Die Neudrucke der ersten Jahrgänge von "Argument" dokumentieren ihn. Die Beteiligten selbst werden beim Wiederlesen Entdeckungen von Vergessenem oder Verdrängtem machen; Historiker der nun schon historisch gewordenen Studentenrevolte finden hier die gewichtigsten Zeugnisse ihrer Vorgeschichte in Deutschland, ihre ersten, vorgreifenden Artikulationen.
 
Aber wichtiger noch als dieser historische Aspekt ist der aktuelle: Welches von den Themen, denen diese Hefte gewidmet sind, können wir als erledigt abhaken?
Und welche von den Positionen, die in diesen Heften zu den einzelnen Themen vertreten worden sind, ist durch die Entwicklung dieser anderthalb Jahrzehnte widerlegt worden?
Atomrüstung, deutschpolnisches Verhältnis, Algerienkrieg, Berlinfrage, Portugal man lege etwa den entsprechenden Jahrgang der FAZ daneben und vergleiche: Wer war hier weitsichtiger?
 
Wer zugleich Anwalt der Freiheit, der Demokratie, der Humanität?
Wo klaffen Anspruch (auf den dahinter befindlichen klugen Kopf wie auf freiheitliche Demokratie) und Inhalt mehr auseinander?
Wo bestätigt die inzwischen abgelaufene Entwicklung mehr den Anspruch auf realistische Sicht der Dinge?
 
Dabei kommt freilich heraus, was eher "realistisch" zu nennen ist: die Borniertheit des augenblicklichen Interesses und seiner Verteidigung oder das Interesse an der Gewinnung der Zukunft, das Gespür für deren Forderungen und Gefährdungen, die Entschlossenheit, diese Zukunft nicht durch jene Borniertheit sich zerstören zu lassen.
 
Darum waren es nicht zufällig vornehmlich junge Leute, die diese Zeitschrift begannen und trugen und sich um sie sammelten.
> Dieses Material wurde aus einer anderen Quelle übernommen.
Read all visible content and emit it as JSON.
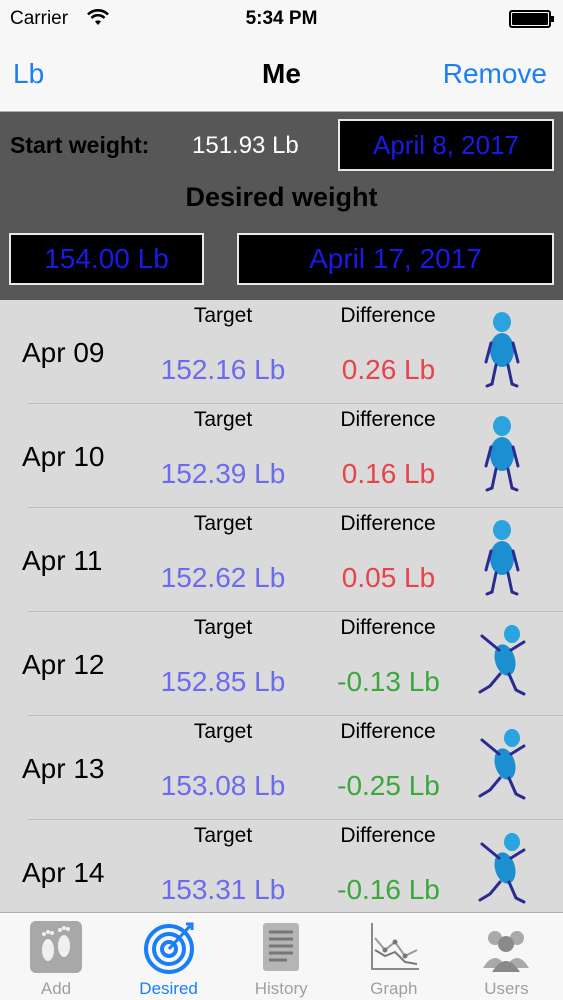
{
  "status_bar": {
    "carrier": "Carrier",
    "time": "5:34 PM"
  },
  "nav": {
    "left": "Lb",
    "title": "Me",
    "right": "Remove"
  },
  "summary": {
    "start_label": "Start weight:",
    "start_value": "151.93 Lb",
    "start_date": "April 8, 2017",
    "desired_label": "Desired weight",
    "desired_value": "154.00 Lb",
    "desired_date": "April 17, 2017"
  },
  "rows": [
    {
      "date": "Apr 09",
      "target_label": "Target",
      "diff_label": "Difference",
      "target": "152.16 Lb",
      "diff": "0.26 Lb",
      "diff_color": "#e8424a",
      "figure": "standing-figure-icon"
    },
    {
      "date": "Apr 10",
      "target_label": "Target",
      "diff_label": "Difference",
      "target": "152.39 Lb",
      "diff": "0.16 Lb",
      "diff_color": "#e8424a",
      "figure": "standing-figure-icon"
    },
    {
      "date": "Apr 11",
      "target_label": "Target",
      "diff_label": "Difference",
      "target": "152.62 Lb",
      "diff": "0.05 Lb",
      "diff_color": "#e8424a",
      "figure": "standing-figure-icon"
    },
    {
      "date": "Apr 12",
      "target_label": "Target",
      "diff_label": "Difference",
      "target": "152.85 Lb",
      "diff": "-0.13 Lb",
      "diff_color": "#3aa83a",
      "figure": "jumping-figure-icon"
    },
    {
      "date": "Apr 13",
      "target_label": "Target",
      "diff_label": "Difference",
      "target": "153.08 Lb",
      "diff": "-0.25 Lb",
      "diff_color": "#3aa83a",
      "figure": "jumping-figure-icon"
    },
    {
      "date": "Apr 14",
      "target_label": "Target",
      "diff_label": "Difference",
      "target": "153.31 Lb",
      "diff": "-0.16 Lb",
      "diff_color": "#3aa83a",
      "figure": "jumping-figure-icon"
    }
  ],
  "tabs": [
    {
      "label": "Add",
      "icon": "footprints-icon"
    },
    {
      "label": "Desired",
      "icon": "target-icon"
    },
    {
      "label": "History",
      "icon": "document-icon"
    },
    {
      "label": "Graph",
      "icon": "graph-icon"
    },
    {
      "label": "Users",
      "icon": "users-icon"
    }
  ],
  "colors": {
    "accent": "#1a7ff5",
    "positive": "#e8424a",
    "negative": "#3aa83a",
    "target": "#6b6bf0"
  }
}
Sie sahen sich genötigt, ihr eigenstes Interesse, ihre Zukunft, zu verteidigen gegen diejenigen, die im Kleben am Gegenwartsinteresse die Zukunft ständig ignorierten und aufs Spiel setzten. Dabei wurde wieder einmal eine alte Erfahrung gemacht: In der Doppelverwendung des Prädikats "realistisch", im Streit um das, was wahrhaft "realistische Politik" genannt zu werden verdient, stellt sich heraus, daß die Fixierung auf das gegenwärtige Interesse, auf die Verteidigung der Privilegien des status quo koindiziert mit der Amoralität in der Politik, die dann mit dem Prädikat "realistisch" beschönigt und entschuldigt wird, und daß das Interesse an der Zukunft, die langfristige Vorausschau, koindiziert mit der moralischen Forderung an die Politik, mit der Forderung einer Politik für die gegenwärtig Leidenden, Unterdrückten und Geopferten, für die immer noch ausstehende durchgreifende Humanisierung der Gesellschaft.
 
Wer beim Wiederlesen entdeckt, in welch großem Maße damals moralisch argumentiert, entlarvt und gescholten wird, der täte sehr Unrecht, sich dessen zu schämen und dies zu kritisieren als eine überholte Phase.
 
Die moralische Empörung und die moralische Forderung, die am Anfang standen, sind nichts überholbares.
 
Sie müssen durchgehalten werden; sie sind nicht zu verlierende Kriterien der Politik, auch das selbstkritische Korrektiv gegen Entartungsmöglichkeiten im Sozialismus, gegen das Entschwinden des humanen Motivs und des humanen Zieles in den Tagesnotwendigkeiten und Tagesverführungen des sozialistischen Aufbaus.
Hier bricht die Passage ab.